DIW bewirbt sich um Gemeinschaftsdiagnose

Nachrichten — By on 17. January 2010 16:28 pm

Das Deutsche Institut für Wirtschaftsforschung Berlin (DIW) wird sich um die Teilnahme an der Ausschreibung der Gemeinschaftsdiagnose bewerben. Das gab Institutspräsident Klaus F. Zimmermann in Berlin bekannt: “Wir werden fristgemäß zum 18. Januar unsere Bewerbung abgeben, und es wird ein fachlich und inhaltlich überzeugendes Angebot sein,” so Zimmermann in einer Pressemitteilung. Das Institut werde dabei vor allem auf ein breites Fundament von Forschung und erstklassiger wissenschaftlicher Veröffentlichungen bauen. “Ich bin deshalb zuversichtlich, dass der Weg wissenschaftlicher Exzellenz am Ende zum Erfolg führt.”
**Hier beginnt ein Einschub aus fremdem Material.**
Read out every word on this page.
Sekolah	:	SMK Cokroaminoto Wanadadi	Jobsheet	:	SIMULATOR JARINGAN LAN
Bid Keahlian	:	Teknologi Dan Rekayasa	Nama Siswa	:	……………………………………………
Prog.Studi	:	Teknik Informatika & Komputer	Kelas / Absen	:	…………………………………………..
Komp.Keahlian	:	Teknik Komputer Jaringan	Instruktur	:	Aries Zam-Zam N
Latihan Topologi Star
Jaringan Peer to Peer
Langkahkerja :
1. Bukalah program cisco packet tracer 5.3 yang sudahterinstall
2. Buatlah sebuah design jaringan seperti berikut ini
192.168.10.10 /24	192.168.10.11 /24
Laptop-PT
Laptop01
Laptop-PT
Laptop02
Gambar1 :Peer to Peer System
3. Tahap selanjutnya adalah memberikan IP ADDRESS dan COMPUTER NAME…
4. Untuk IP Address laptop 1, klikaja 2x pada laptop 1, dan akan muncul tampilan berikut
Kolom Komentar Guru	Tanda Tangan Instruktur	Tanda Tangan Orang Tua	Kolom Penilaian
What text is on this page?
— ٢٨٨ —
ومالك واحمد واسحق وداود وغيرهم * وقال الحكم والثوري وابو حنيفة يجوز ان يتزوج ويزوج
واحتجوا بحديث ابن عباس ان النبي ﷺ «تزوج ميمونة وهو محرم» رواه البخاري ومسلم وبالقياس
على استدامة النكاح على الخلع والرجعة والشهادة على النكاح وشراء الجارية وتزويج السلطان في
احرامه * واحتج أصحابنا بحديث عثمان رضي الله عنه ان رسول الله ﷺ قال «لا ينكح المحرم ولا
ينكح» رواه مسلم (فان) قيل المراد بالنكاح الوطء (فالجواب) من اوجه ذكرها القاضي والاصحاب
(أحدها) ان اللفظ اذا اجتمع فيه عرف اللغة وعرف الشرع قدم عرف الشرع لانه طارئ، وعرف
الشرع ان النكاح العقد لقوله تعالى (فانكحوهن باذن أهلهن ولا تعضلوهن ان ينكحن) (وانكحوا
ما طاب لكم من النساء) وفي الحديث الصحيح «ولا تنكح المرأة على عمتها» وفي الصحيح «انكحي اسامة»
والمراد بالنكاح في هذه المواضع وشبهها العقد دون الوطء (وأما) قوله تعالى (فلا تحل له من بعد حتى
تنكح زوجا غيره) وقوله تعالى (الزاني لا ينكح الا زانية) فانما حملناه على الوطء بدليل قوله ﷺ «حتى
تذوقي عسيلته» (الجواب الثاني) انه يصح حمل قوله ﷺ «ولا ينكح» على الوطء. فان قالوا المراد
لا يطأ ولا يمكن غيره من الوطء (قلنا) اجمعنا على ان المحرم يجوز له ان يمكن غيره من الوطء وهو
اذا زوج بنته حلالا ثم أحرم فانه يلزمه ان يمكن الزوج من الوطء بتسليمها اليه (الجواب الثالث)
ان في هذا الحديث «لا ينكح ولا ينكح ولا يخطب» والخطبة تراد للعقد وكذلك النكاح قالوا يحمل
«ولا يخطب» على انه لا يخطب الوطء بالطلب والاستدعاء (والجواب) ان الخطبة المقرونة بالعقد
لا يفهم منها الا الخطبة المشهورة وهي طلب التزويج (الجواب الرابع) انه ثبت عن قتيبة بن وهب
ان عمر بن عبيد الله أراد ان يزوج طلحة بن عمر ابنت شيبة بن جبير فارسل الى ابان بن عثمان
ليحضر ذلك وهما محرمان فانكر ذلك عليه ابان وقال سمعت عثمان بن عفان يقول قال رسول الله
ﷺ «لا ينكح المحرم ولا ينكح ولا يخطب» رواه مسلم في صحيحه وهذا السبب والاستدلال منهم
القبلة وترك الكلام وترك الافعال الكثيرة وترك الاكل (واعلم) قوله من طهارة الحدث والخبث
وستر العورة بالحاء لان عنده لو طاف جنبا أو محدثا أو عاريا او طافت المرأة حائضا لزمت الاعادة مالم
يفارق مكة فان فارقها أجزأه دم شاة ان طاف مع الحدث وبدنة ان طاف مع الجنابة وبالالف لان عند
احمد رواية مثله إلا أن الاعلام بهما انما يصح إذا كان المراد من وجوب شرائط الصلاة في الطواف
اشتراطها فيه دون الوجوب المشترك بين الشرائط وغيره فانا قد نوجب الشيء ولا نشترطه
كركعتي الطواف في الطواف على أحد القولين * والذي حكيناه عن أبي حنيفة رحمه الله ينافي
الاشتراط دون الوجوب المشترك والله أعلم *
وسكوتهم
Bei der so genannten Gemeinschaftsdiagnose handelt es sich um von mehreren Wirtschaftsforschungsinstituten gemeinsam erstellte Konjunkturgutachten, die jeweils im Frühjahr und im Herbst der Bundesregierung übergeben werden.

2007 verlor das DIW den prestigeträchtigen Auftrag des Bundeswirtschaftsministeriums (BMWi) – das DIW sprach damals sogar von einer “linkskeynesianische Kampagne”, die das BMWi beeinflusst haben soll (der Think Tank Alert berichtete). Das Ministerium selber ließ verlauten, dass eine besondere Kompetenz des DIW im Bezug auf die Mittelfristprojektion “nicht ersichtlich” sei. Durch den personellen Wechsel im Ministerium erhofft sich das DIW nun scheinbar wieder bessere Chancen.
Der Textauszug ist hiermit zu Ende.